- Active: 1921–1934
- Disbanded: October 1934
- Country: Weimar Republic
- Branch: Reichsheer
- Type: Cavalry
- Size: Division
- Part of: Gruppenkommando 1
- Garrison/HQ: Breslau

Commanders
- Notable commanders: Gerd von Rundstedt Ewald von Kleist

= 2nd Cavalry Division (Reichswehr) =

The 2nd Cavalry Division (2. Kavallerie-Division) was a unit of the Reichswehr, the armed forces of Germany during the Weimar Republic.

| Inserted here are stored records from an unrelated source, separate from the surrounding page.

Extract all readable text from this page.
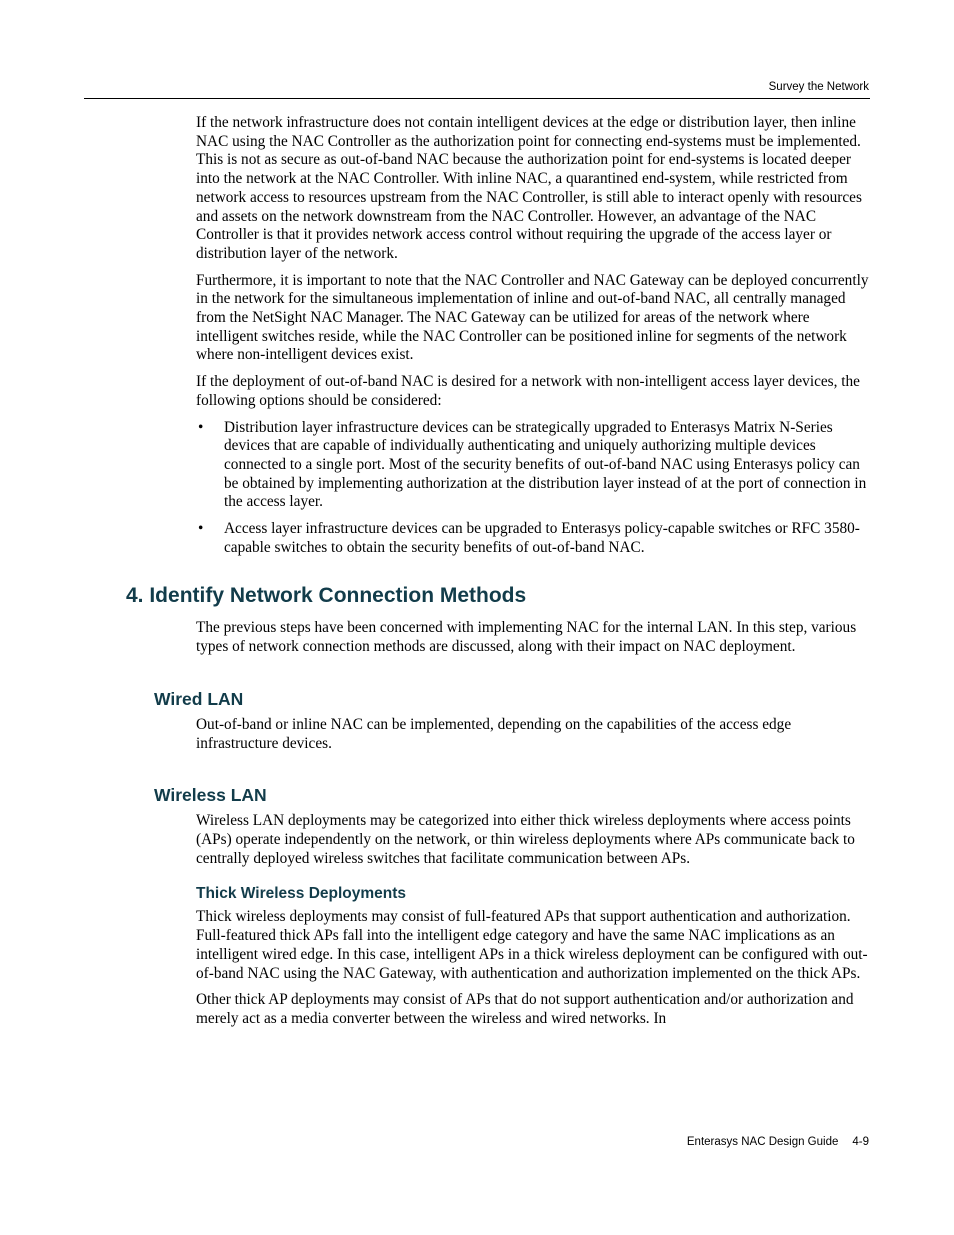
Survey the Network

If the network infrastructure does not contain intelligent devices at the edge or distribution layer, then inline NAC using the NAC Controller as the authorization point for connecting end-systems must be implemented. This is not as secure as out-of-band NAC because the authorization point for end-systems is located deeper into the network at the NAC Controller. With inline NAC, a quarantined end-system, while restricted from network access to resources upstream from the NAC Controller, is still able to interact openly with resources and assets on the network downstream from the NAC Controller. However, an advantage of the NAC Controller is that it provides network access control without requiring the upgrade of the access layer or distribution layer of the network.

Furthermore, it is important to note that the NAC Controller and NAC Gateway can be deployed concurrently in the network for the simultaneous implementation of inline and out-of-band NAC, all centrally managed from the NetSight NAC Manager. The NAC Gateway can be utilized for areas of the network where intelligent switches reside, while the NAC Controller can be positioned inline for segments of the network where non-intelligent devices exist.

If the deployment of out-of-band NAC is desired for a network with non-intelligent access layer devices, the following options should be considered:

• Distribution layer infrastructure devices can be strategically upgraded to Enterasys Matrix N-Series devices that are capable of individually authenticating and uniquely authorizing multiple devices connected to a single port. Most of the security benefits of out-of-band NAC using Enterasys policy can be obtained by implementing authorization at the distribution layer instead of at the port of connection in the access layer.
• Access layer infrastructure devices can be upgraded to Enterasys policy-capable switches or RFC 3580-capable switches to obtain the security benefits of out-of-band NAC.
4. Identify Network Connection Methods

The previous steps have been concerned with implementing NAC for the internal LAN. In this step, various types of network connection methods are discussed, along with their impact on NAC deployment.

Wired LAN

Out-of-band or inline NAC can be implemented, depending on the capabilities of the access edge infrastructure devices.

Wireless LAN

Wireless LAN deployments may be categorized into either thick wireless deployments where access points (APs) operate independently on the network, or thin wireless deployments where APs communicate back to centrally deployed wireless switches that facilitate communication between APs.

Thick Wireless Deployments

Thick wireless deployments may consist of full-featured APs that support authentication and authorization. Full-featured thick APs fall into the intelligent edge category and have the same NAC implications as an intelligent wired edge. In this case, intelligent APs in a thick wireless deployment can be configured with out-of-band NAC using the NAC Gateway, with authentication and authorization implemented on the thick APs.

Other thick AP deployments may consist of APs that do not support authentication and/or authorization and merely act as a media converter between the wireless and wired networks. In

Enterasys NAC Design Guide 4-9
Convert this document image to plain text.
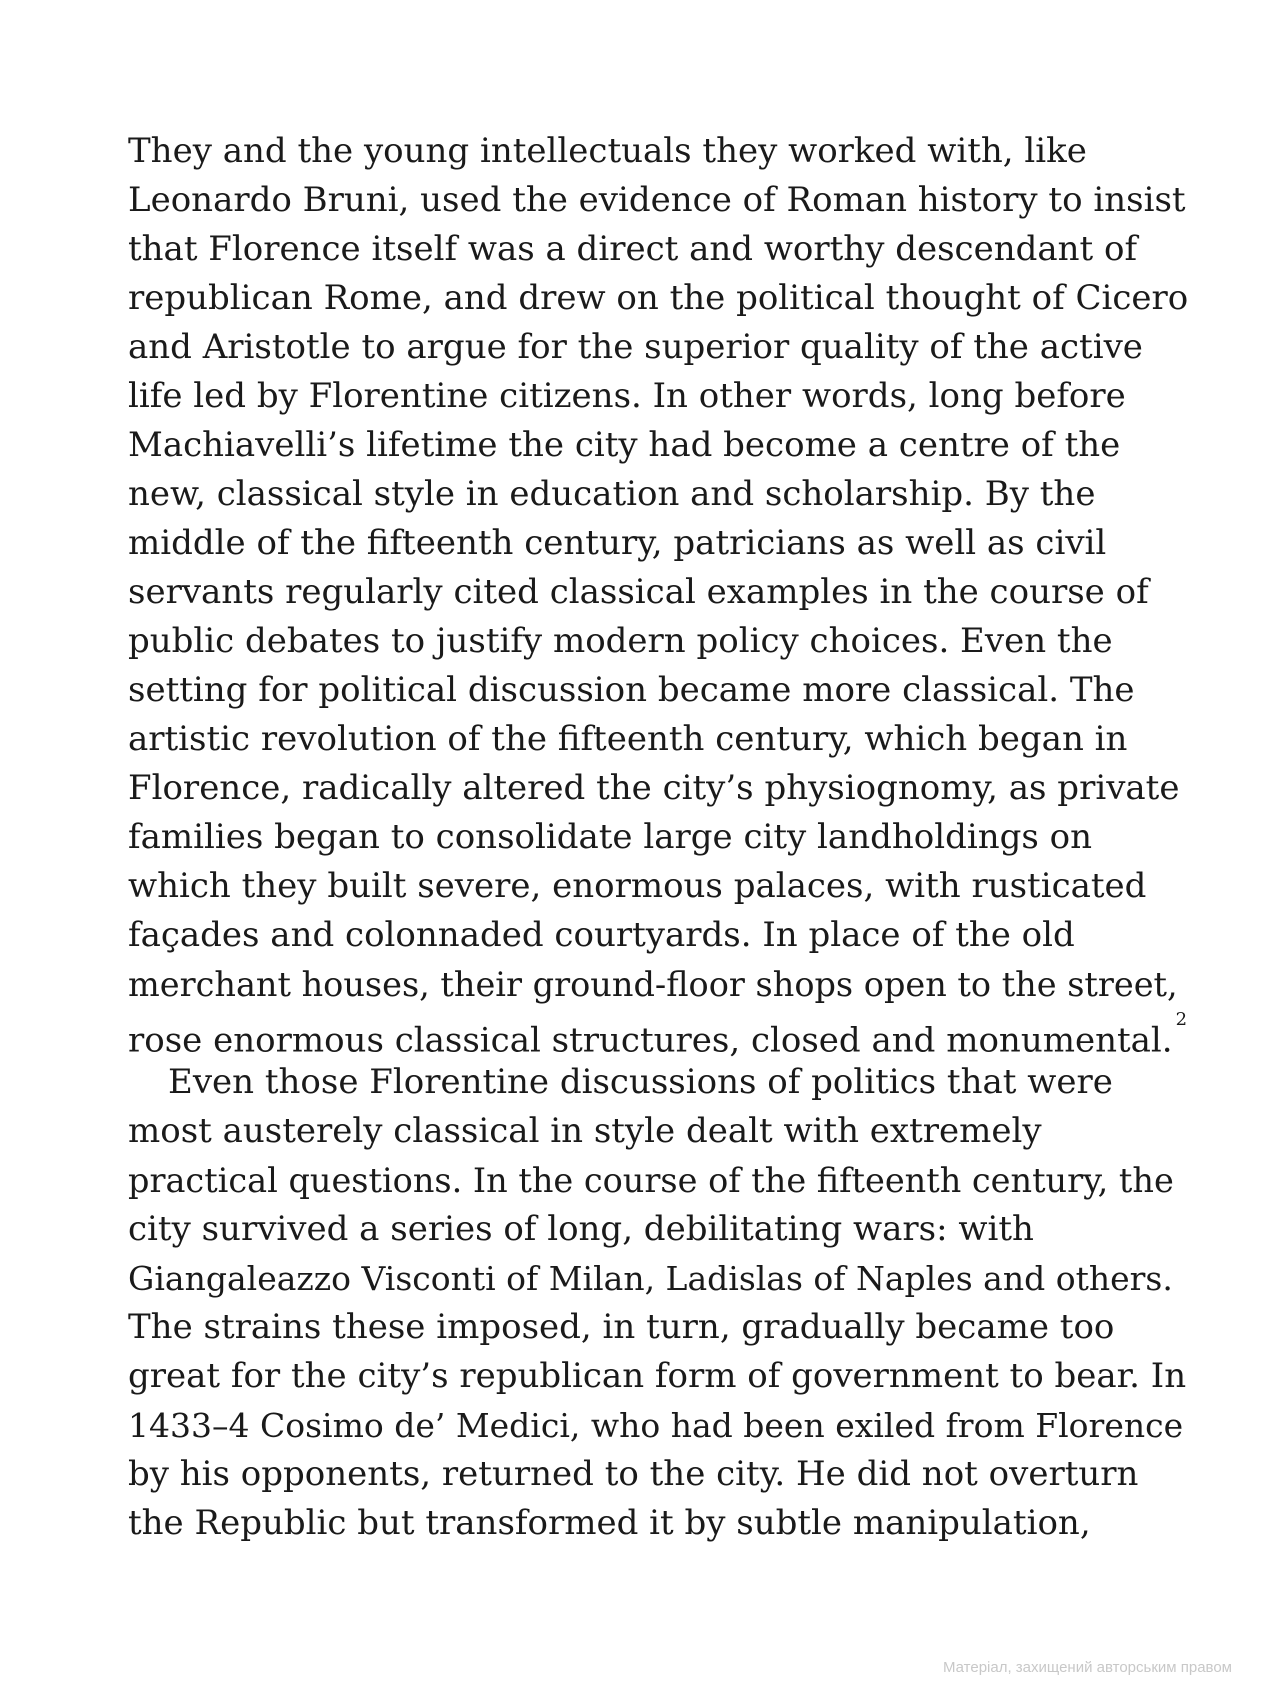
They and the young intellectuals they worked with, like
Leonardo Bruni, used the evidence of Roman history to insist
that Florence itself was a direct and worthy descendant of
republican Rome, and drew on the political thought of Cicero
and Aristotle to argue for the superior quality of the active
life led by Florentine citizens. In other words, long before
Machiavelli’s lifetime the city had become a centre of the
new, classical style in education and scholarship. By the
middle of the fifteenth century, patricians as well as civil
servants regularly cited classical examples in the course of
public debates to justify modern policy choices. Even the
setting for political discussion became more classical. The
artistic revolution of the fifteenth century, which began in
Florence, radically altered the city’s physiognomy, as private
families began to consolidate large city landholdings on
which they built severe, enormous palaces, with rusticated
façades and colonnaded courtyards. In place of the old
merchant houses, their ground-floor shops open to the street,
rose enormous classical structures, closed and monumental.$^2$
Even those Florentine discussions of politics that were
most austerely classical in style dealt with extremely
practical questions. In the course of the fifteenth century, the
city survived a series of long, debilitating wars: with
Giangaleazzo Visconti of Milan, Ladislas of Naples and others.
The strains these imposed, in turn, gradually became too
great for the city’s republican form of government to bear. In
1433–4 Cosimo de’ Medici, who had been exiled from Florence
by his opponents, returned to the city. He did not overturn
the Republic but transformed it by subtle manipulation,
Матеріал, захищений авторським правом
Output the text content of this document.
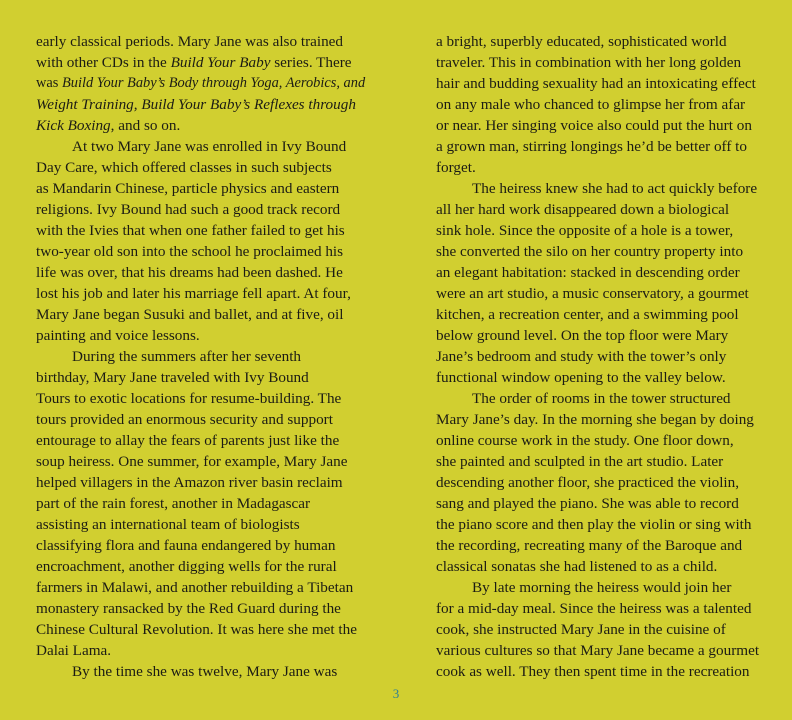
early classical periods. Mary Jane was also trained
with other CDs in the Build Your Baby series. There
was Build Your Baby’s Body through Yoga, Aerobics, and
Weight Training, Build Your Baby’s Reflexes through
Kick Boxing, and so on.
At two Mary Jane was enrolled in Ivy Bound
Day Care, which offered classes in such subjects
as Mandarin Chinese, particle physics and eastern
religions. Ivy Bound had such a good track record
with the Ivies that when one father failed to get his
two-year old son into the school he proclaimed his
life was over, that his dreams had been dashed. He
lost his job and later his marriage fell apart. At four,
Mary Jane began Susuki and ballet, and at five, oil
painting and voice lessons.
During the summers after her seventh
birthday, Mary Jane traveled with Ivy Bound
Tours to exotic locations for resume-building. The
tours provided an enormous security and support
entourage to allay the fears of parents just like the
soup heiress. One summer, for example, Mary Jane
helped villagers in the Amazon river basin reclaim
part of the rain forest, another in Madagascar
assisting an international team of biologists
classifying flora and fauna endangered by human
encroachment, another digging wells for the rural
farmers in Malawi, and another rebuilding a Tibetan
monastery ransacked by the Red Guard during the
Chinese Cultural Revolution. It was here she met the
Dalai Lama.
By the time she was twelve, Mary Jane was
a bright, superbly educated, sophisticated world
traveler. This in combination with her long golden
hair and budding sexuality had an intoxicating effect
on any male who chanced to glimpse her from afar
or near. Her singing voice also could put the hurt on
a grown man, stirring longings he’d be better off to
forget.
The heiress knew she had to act quickly before
all her hard work disappeared down a biological
sink hole. Since the opposite of a hole is a tower,
she converted the silo on her country property into
an elegant habitation: stacked in descending order
were an art studio, a music conservatory, a gourmet
kitchen, a recreation center, and a swimming pool
below ground level. On the top floor were Mary
Jane’s bedroom and study with the tower’s only
functional window opening to the valley below.
The order of rooms in the tower structured
Mary Jane’s day. In the morning she began by doing
online course work in the study. One floor down,
she painted and sculpted in the art studio. Later
descending another floor, she practiced the violin,
sang and played the piano. She was able to record
the piano score and then play the violin or sing with
the recording, recreating many of the Baroque and
classical sonatas she had listened to as a child.
By late morning the heiress would join her
for a mid-day meal. Since the heiress was a talented
cook, she instructed Mary Jane in the cuisine of
various cultures so that Mary Jane became a gourmet
cook as well. They then spent time in the recreation
3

It consisted of 6 cavalry regiments, the 7th, 8th, 9th, 10th, 11th (Prussian), and 12th (Saxon) Cavalry Regiments. It was subordinated to Gruppenkommando 1.

==Divisional commanders==
- Generalleutnant Otto von Preinitzer (1 June 1920 - 1 April 1922)
- General der Infanterie Ernst Hasse (1 April 1922 - 1 January 1925)
- General der Kavallerie Hugo von Kayser (1 January 1925 - 1 October 1926)
- Generalleutnant Richard von Graberg (1 October 1926 - 1 October 1928)
- General der Infanterie Gerd von Rundstedt (1 October 1928 - 1 February 1932)
- Generalmajor Paul Ludwig Ewald von Kleist (1 February 1932 - 21 May 1935)

==Garrison==
The divisional headquarters was in Breslau.